Durante más de dos horas, Esteban Morcillo (UV), Juan Julià (UPV), Manuel Palomar (UA), Vicent Climent (UJI) y Jesús Pastor (UMH) departieron con elegancia (y con firmeza) sobre la diversificación en
planes de estudio en cada institución; sobre la posibilidad de interacción entre universidad y empresa, pero muy en concreto, no como posibilidad; sobre la menguante financiación pública de los centros, a través de la ínfima inversión estatal derivada de los Presupuestos Generales del Estado; sobre la solvencia en los rankings internacionales de nuestras universidades a pesar de los recortes (España representa el 3% del volumen de investigación en todo el mundo a día de hoy, algo nada desdeñable); sobre la necesidad de transferencia de conocimiento. Y un etcétera de dos horas.
"Tenemos investigadores de referencia, premios Jaime I de prestigio internacional", dijo Climent. "Tenemos Campus de Excelencia y programas aplicados en empresas, ayuntamientos, tres mil Erasmus...", dijeron Morcillo y Julià. "La investigación no es algo directo, es un trabajo cuyo fruto se recoge a lo largo de los años; lo que hoy destrocemos lo pagaremos en el futuro", dijo Palomar. "Necesitamos mejorar nuestro rendimiento tecnológico y combinarlo con una enseñanza moderna pero que no desprecie la tradición y lo tradicional", dijo Pastor.

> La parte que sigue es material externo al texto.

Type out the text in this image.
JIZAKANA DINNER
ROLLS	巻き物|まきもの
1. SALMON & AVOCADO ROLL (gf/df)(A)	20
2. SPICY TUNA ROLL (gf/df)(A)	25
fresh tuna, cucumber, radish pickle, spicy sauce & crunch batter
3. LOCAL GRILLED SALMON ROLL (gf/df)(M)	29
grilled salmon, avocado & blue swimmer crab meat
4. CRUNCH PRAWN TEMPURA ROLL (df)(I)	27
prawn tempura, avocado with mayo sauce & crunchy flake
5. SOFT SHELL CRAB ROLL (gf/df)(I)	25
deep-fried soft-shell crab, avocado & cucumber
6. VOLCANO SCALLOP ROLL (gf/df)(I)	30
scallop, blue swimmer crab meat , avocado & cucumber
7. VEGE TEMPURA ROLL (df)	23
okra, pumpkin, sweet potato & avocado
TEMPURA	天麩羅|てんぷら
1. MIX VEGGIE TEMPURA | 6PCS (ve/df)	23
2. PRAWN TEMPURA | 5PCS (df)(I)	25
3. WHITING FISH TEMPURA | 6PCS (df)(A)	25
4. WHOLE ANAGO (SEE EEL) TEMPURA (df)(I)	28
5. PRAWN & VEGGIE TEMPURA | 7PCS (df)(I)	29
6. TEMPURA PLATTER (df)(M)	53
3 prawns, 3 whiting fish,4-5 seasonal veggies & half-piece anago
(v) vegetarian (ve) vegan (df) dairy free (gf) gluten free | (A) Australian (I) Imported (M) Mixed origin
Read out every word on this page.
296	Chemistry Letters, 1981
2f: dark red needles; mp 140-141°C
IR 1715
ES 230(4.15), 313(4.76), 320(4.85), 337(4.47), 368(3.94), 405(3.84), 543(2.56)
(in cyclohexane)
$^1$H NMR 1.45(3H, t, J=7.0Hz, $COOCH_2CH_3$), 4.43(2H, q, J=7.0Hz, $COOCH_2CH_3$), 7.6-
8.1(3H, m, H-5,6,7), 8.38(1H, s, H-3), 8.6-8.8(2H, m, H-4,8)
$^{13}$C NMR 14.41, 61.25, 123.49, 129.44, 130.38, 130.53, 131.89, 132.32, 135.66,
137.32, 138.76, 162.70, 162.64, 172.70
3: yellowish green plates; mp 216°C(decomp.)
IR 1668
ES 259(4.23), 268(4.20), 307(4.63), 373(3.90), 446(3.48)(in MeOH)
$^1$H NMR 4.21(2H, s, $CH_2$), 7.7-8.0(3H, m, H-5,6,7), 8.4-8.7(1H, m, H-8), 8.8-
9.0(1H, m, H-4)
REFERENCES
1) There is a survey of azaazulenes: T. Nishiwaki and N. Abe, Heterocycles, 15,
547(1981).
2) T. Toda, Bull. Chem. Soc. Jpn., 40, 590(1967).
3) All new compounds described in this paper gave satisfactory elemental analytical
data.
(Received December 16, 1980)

Los esfuerzos de los rectores por explicar la complejidad universitaria contrastaba con la exigencia de los empresarios y con la retórica lastimosa de los políticos (los politicos que mandan, naturalmente). Y en las caras se observaba el cansancio de las nueve de la noche y la tristeza de un tiempo poco propicio para el optimismo universitario. Qué hacer con las Humanidades, preguntó una de las asistentes. En un tiempo de incertidumbres planear el futuro es un acto en vano.
Debo reconocerlo, lo que más me dolió (y lo que más nos dolió a todos) fue un comentario sencillo: "La operación ha sido un éxito, pero el paciente se ha muerto. ¡Qué poco está ayudando la universidad a salir de la crisis!". Y llovieron las respuestas, los datos, las acusaciones.
El debate se cerró apresuradamente, y yo salí corriendo casi sin despedirme escaleras abajo, porque debía volver a la facultad a recoger mis cosas antes de que cerraran. Qué poco ayuda la universidad, pensé mientras me alejaba de Bancaja, o de Bankia, el mayor agujero financiero de este país. Qué poco ayuda la universidad, mientras leía en twitter que habían detenido a Gerardo Díaz Ferrán, expresidente de la CEOE. Qué poco ayuda la universidad, mientras seguíamos sin conseller de Hacienda tras dimitir días atrás José Manuel Vela, por supuestas filtraciones de una supuesta trama de corrupción en cooperación con otro exconseller. Muy supuesto todo.
Vicent, el bedel de mi facultad, me señaló el reloj al verme entrar corriendo en el edificio. "No es nada, subo y bajo, que me he dejado el ordenador". Y al salir de nuevo, le prometí que antes de Navidad le devolvería alguna de las meriendas que me sube al despacho clandestinamente. Con su sueldo. Y yo con el mío, de becario. Pero la universidad es eso. Somos Vicent y yo cerrando la facultad con un abrazo a las diez de la noche.